To configure Data Seal with Spring Boot a DataSealConfigurer must be provided to the Spring Context, which implements methods for loading the encrypted key sets, a security module that supports encrypting and decrypting the encrypted key sets and a key alias to allow for rotation of security module keys.

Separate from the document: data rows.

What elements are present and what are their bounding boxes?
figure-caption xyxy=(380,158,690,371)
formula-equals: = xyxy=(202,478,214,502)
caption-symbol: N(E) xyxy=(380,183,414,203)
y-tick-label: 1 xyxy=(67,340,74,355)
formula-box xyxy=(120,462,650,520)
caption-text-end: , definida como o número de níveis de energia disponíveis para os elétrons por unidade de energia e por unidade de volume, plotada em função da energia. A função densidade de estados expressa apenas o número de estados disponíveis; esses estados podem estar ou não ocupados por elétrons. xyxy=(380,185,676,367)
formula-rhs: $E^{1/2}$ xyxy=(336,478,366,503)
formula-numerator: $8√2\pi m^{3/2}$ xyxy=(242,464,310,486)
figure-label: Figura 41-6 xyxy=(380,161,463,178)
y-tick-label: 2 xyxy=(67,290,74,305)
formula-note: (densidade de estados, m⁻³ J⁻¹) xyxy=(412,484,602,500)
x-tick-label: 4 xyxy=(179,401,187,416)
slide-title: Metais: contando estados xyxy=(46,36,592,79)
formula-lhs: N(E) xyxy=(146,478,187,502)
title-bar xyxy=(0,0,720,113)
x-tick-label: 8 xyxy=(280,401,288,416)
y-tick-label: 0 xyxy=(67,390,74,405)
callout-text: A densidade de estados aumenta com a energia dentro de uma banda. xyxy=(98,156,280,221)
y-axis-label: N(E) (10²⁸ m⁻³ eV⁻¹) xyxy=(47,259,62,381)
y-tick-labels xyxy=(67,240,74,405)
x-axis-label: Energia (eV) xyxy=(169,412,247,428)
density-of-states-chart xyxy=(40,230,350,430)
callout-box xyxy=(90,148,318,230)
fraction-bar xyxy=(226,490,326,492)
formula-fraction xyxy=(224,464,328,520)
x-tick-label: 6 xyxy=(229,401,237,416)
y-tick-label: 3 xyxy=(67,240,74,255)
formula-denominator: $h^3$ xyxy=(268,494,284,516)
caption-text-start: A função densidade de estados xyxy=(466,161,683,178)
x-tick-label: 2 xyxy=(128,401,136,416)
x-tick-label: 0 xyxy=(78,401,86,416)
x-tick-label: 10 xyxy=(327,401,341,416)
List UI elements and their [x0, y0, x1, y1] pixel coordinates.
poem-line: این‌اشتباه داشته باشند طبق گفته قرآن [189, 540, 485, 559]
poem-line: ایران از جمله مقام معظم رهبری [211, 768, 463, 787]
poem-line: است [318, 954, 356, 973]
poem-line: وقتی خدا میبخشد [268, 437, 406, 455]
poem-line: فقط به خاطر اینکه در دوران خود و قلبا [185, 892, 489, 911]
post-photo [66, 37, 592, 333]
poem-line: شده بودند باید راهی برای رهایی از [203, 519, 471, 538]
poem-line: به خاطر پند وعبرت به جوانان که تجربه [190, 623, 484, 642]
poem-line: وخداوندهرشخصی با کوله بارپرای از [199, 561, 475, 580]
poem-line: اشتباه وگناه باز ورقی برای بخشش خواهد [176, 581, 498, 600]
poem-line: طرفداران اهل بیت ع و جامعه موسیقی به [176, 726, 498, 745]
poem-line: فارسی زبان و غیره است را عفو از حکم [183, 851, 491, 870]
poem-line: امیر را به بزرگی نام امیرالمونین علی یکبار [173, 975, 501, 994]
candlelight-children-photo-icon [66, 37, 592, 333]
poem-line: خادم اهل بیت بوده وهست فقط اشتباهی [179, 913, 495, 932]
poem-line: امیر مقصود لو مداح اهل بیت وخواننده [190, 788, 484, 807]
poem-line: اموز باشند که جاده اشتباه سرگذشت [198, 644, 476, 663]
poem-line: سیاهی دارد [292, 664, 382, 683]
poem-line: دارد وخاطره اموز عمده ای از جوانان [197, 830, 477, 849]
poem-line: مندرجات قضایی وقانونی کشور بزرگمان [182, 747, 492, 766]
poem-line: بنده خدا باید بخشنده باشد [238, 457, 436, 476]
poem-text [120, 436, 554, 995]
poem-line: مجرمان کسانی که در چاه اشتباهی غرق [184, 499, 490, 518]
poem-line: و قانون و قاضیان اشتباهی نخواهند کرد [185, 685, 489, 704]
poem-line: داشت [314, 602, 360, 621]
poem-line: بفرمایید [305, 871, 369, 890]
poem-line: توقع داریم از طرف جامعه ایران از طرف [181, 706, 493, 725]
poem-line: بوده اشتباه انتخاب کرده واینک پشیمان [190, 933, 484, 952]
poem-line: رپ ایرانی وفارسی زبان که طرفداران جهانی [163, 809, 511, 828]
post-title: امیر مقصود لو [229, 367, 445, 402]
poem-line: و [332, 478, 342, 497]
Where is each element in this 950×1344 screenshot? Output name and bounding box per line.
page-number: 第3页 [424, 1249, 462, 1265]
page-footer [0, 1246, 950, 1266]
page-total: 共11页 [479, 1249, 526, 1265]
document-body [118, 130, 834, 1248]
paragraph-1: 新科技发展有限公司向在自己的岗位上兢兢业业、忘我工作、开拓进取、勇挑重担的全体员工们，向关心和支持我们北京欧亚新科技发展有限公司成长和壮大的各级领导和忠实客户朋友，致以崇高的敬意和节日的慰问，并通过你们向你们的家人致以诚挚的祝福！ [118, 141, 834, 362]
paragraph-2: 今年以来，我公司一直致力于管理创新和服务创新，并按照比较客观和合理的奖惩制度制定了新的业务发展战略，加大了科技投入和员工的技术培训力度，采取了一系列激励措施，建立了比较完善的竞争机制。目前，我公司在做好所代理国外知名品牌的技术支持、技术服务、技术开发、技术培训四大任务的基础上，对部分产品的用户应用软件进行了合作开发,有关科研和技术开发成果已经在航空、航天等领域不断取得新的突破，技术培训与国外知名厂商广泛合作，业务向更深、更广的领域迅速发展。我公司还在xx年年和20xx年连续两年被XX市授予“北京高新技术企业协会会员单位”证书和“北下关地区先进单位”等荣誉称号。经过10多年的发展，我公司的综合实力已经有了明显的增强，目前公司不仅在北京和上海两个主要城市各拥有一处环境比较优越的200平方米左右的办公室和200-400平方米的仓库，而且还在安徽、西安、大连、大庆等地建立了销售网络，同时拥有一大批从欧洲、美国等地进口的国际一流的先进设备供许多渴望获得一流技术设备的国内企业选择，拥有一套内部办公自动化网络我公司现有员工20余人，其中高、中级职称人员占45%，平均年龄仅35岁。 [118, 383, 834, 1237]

Below is an example of how to implement the DataSealConfigurer, that leverages Lombok and Jackson.
@Configuration
public class AppConfig implements DataSealConfigurer {
ObjectMapper mapper = new ObjectMapper();
@Override
@SneakyThrows
public List<EncryptedKeySet> encryptedKeySets() {
// Read encrypted key set serialized as json and located on the classpath
var keySet = mapper.readValue(getClass().getClassLoader().getResourceAsStream("keyset-0.json"), EncryptedKeySet.class);
return List.of(keySet);
}
@Override
public SecurityModule loadSecurityModule() {
// Read JKS keystore located on the classpath
var jksInputStream = AppConfig.class.getClassLoader().getResourceAsStream("keystore.jks");
return new SoftwareSecurityModule("jks", jksInputStream, "secret".toCharArray(), "key-alias", "secret".toCharArray(), "RSA");
}
@Override
public String securityModuleKeyAlias() {
return "key-alias";
}
}
The Spring Framework is released under version 2.0 of the Apache License.